Automated enforcement of governance standards and policies is critical for staying ahead of and managing data chaos while also getting out the way of innovation. For example, an automated process that identifies and tags sensitive data combined with attribute-based access controls applied across your data environment enables data consumers to use products with confidence while mitigating risks of breaches and compliance issues.
Data mesh is an influential contributor to the art and science of data management. It’s designed for the high-volume, distributed, and diverse world of modern data environments. It asserts that we should decentralize both the ownership of data and the data itself, shifting them from centralized data teams to the functional domains that create and use data to run their business.
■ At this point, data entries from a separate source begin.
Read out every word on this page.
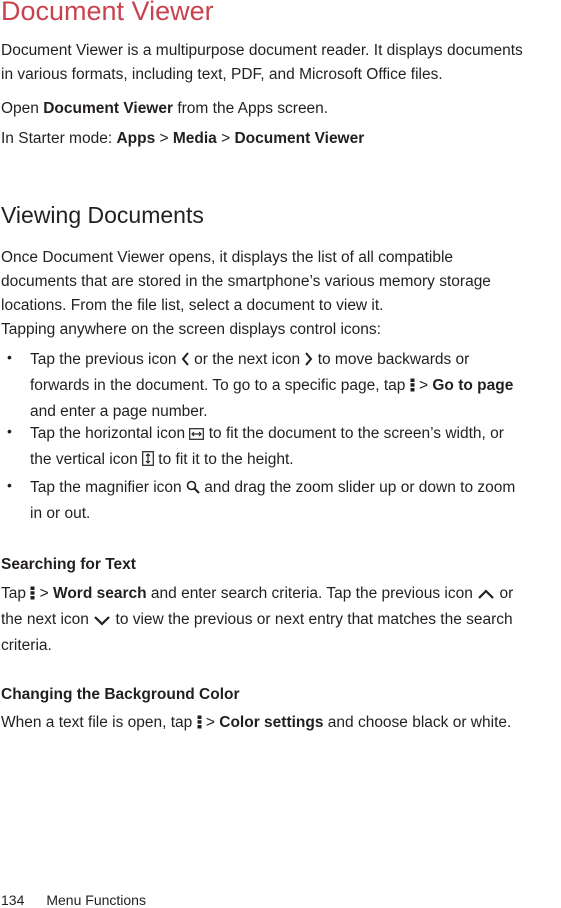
Document Viewer
Document Viewer is a multipurpose document reader. It displays documents
in various formats, including text, PDF, and Microsoft Office files.
Open Document Viewer from the Apps screen.
In Starter mode: Apps > Media > Document Viewer
Viewing Documents
Once Document Viewer opens, it displays the list of all compatible
documents that are stored in the smartphone’s various memory storage
locations. From the file list, select a document to view it.
Tapping anywhere on the screen displays control icons:
• Tap the previous icon  or the next icon  to move backwards or
forwards in the document. To go to a specific page, tap  > Go to page
and enter a page number.
• Tap the horizontal icon  to fit the document to the screen’s width, or
the vertical icon  to fit it to the height.
• Tap the magnifier icon  and drag the zoom slider up or down to zoom
in or out.
Searching for Text
Tap  > Word search and enter search criteria. Tap the previous icon  or
the next icon  to view the previous or next entry that matches the search
criteria.
Changing the Background Color
When a text file is open, tap  > Color settings and choose black or white.
134 Menu Functions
However, organizations implementing data mesh must work within the bounds of what their culture, existing technologies, and resources will allow. A data mesh strategy is not right for every organization. But treating data as a product is. Data products yield benefits regardless of a company’s size, data landscape, or business challenges by keeping stakeholder needs and value delivery front and center.
Investing in universal capabilities such as a data product platform and automated governance functions makes sense based on the efficiency advantages they offer. But, also keep in mind that your organization may evolve and become better suited to data mesh down the road. If you’ve developed these capabilities, you’re in a much better position to implement data mesh having already done some of the work.